Showing posts with label iddaru mogullu. Show all posts
Showing posts with label iddaru mogullu. Show all posts

Sunday, January 2, 2011

Sundhari Katha Six


The ability to customise software is critical to allow an organisation to continue to improve their business processes, but how does a company afford to pay for such customisations,One of the side effects of allowing any user access to the source code is that the cost of acquiring the software in the first instance is massively reduced. In most cases the source code is available for no cost. This enables the user to divert resources normally allocated to pay software license fees into enhancing the software.

Madhu kamakeli


Stetson University College of Law, founded in 1900, is Florida's first law school.
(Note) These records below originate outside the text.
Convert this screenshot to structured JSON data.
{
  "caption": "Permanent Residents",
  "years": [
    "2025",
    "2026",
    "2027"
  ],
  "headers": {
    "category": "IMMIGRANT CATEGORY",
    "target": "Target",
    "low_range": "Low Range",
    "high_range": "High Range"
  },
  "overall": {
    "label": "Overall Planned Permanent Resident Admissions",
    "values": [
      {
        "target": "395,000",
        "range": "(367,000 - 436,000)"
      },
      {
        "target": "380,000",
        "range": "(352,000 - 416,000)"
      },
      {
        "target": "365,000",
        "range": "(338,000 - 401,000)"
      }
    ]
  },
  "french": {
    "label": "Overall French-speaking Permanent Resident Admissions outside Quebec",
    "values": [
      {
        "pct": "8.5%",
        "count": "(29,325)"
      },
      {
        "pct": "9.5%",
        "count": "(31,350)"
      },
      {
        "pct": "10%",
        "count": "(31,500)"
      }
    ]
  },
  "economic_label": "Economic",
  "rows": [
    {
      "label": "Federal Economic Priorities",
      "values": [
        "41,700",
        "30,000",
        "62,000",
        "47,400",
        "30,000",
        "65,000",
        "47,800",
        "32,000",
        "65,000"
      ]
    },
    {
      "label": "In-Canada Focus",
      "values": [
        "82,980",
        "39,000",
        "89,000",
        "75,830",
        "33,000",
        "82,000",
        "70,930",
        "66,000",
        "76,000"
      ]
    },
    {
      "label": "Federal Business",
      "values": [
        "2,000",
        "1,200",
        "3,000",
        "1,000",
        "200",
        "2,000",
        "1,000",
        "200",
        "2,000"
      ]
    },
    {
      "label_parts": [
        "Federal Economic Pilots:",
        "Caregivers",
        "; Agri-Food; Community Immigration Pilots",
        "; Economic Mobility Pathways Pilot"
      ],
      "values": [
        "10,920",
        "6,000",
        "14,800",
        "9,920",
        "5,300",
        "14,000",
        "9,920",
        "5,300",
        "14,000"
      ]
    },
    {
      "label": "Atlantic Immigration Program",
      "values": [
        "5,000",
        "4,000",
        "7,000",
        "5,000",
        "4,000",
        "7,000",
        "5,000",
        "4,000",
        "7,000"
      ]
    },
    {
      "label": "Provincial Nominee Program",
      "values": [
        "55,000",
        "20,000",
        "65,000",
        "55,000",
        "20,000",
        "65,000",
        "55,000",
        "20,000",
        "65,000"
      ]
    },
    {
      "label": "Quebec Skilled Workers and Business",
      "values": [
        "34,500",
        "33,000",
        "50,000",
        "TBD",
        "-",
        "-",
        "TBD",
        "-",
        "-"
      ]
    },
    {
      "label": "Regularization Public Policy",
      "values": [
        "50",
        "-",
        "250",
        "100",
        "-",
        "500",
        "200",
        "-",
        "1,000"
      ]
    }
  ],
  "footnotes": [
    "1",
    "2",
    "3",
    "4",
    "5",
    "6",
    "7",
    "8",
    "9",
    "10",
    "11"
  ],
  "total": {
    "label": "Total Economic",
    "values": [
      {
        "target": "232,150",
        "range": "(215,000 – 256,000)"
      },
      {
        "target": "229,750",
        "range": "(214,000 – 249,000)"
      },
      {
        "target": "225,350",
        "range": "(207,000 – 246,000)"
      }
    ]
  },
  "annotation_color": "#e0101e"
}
Located in Gulfport, FL, it also has a campus in Tampa, FL. The law school occupies a historic 1920s resort hotel, the Rolyat.The College of Law is accredited by the American Bar Association and has been a member of the Association of American Law Schools .

Monday, December 20, 2010

Kushee ga Denanu Rendu


The American University of Nigeria opened its doors to its first students in 2005. Founded by the former vice president of Nigeria, Atiku Abubakar, it is located in north-eastern Nigeria in Yola, the state capital of Adamawa state, the vice president’s home town. Having benefited from the U.S. system of instruction as a young man, Abubakar sought to make this style of education — emphasizing critical thinking, small classes, student participation, problem-solving, a US-style general education program, and an American-trained faculty — available to all qualified young people of Nigeria and, increasingly, to the rest of the world.

Ravika Nine


The Liverpool School of Tropical Medicine , England, was founded on 12 November 1898, by a donation from Sir Alfred Lewis Jones, a Liverpool Shipowner. The donation of £350 created the first school of its kind in the world. The school has made many contributions to tropical medicine especially in identifying the vector for malaria, for which Sir Ronald Ross won the first British Nobel Prize in 1902. Its focus today is on the control of diseases caused by poverty.